Garuda Therapeutics Receives $62M for Blood Stem Cell Therapy
Cambridge, MA-based Garuda Therapeutics closed a $62 million series B funding round to support its off-the-shelf, self-renewing blood stem cell technology.
Northpond Ventures, OrbiMed, Cormorant, Aisling Capital, Mass General Brigham Ventures and other “elite investors and individuals” are backing the biotech company.
The startup launched 15 months ago with $72 million in Series A funding, with the aim to use its cell therapy to potentially cure over 70 diseases. Since then, it has identified a further 50 which could benefit from stem cell treatment.
Its therapy uses proprietary hematopoietic stem cells, which will be faster and more effective, and lead to greater patient accessibility. Using a patient’s own depleted cells or finding a biological donor match is both costly and time prohibitive, according to the company.
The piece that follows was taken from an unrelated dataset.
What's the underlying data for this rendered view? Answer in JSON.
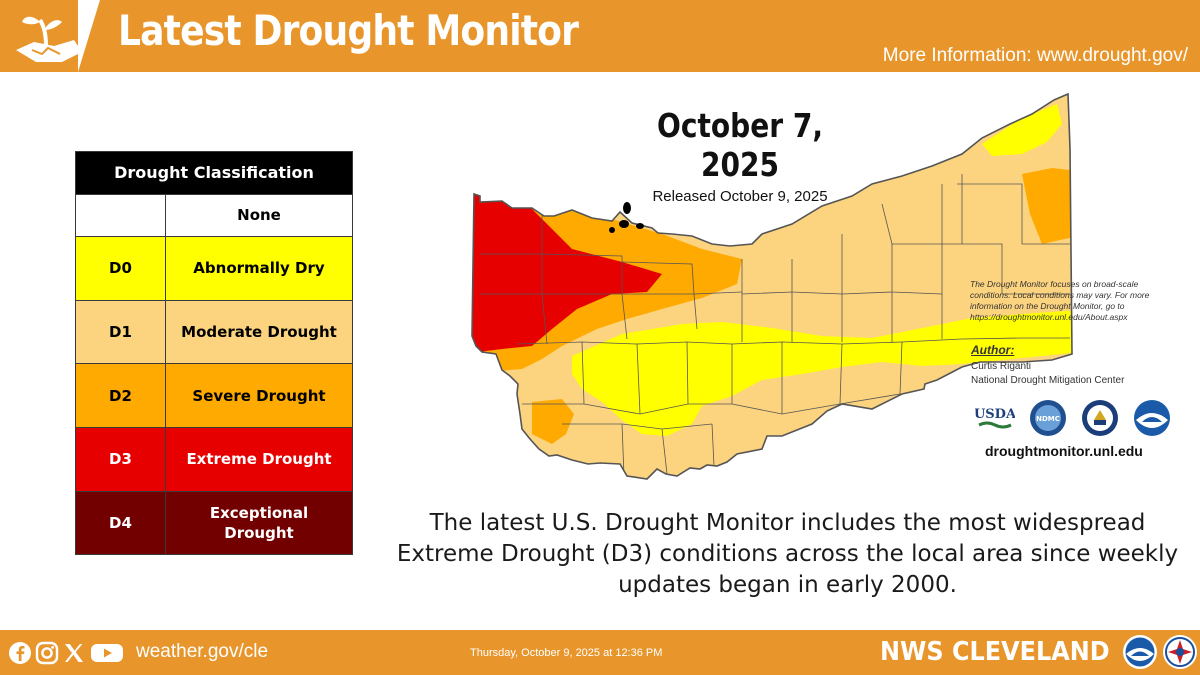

CEO and co-founder Dhvanit Shah said the goal is to best the existing treatments by improving consistency, scalability, durability, availability of healthy donors and affordability.
Garuda added to its C-suite last year with the hires of technology chief David DiGiusto, who was previously CTO at biomanufacturer National Resilience, Roger Sawhney as CFO, which follows a similar role at mRNA biotech Omega Therapeutics, and James Desiderio as chief regulatory officer.
Cormorant managing director Raymond Kelleher joined the board, which also includes Shah, OrbiMed’s Carl Gordon, Aisling’s Eric Aguiar, Northpond’s Daniel Janse, Decibel Therapeutics CEO Laurence Reid and Resilience CEO Rahul Singhvi.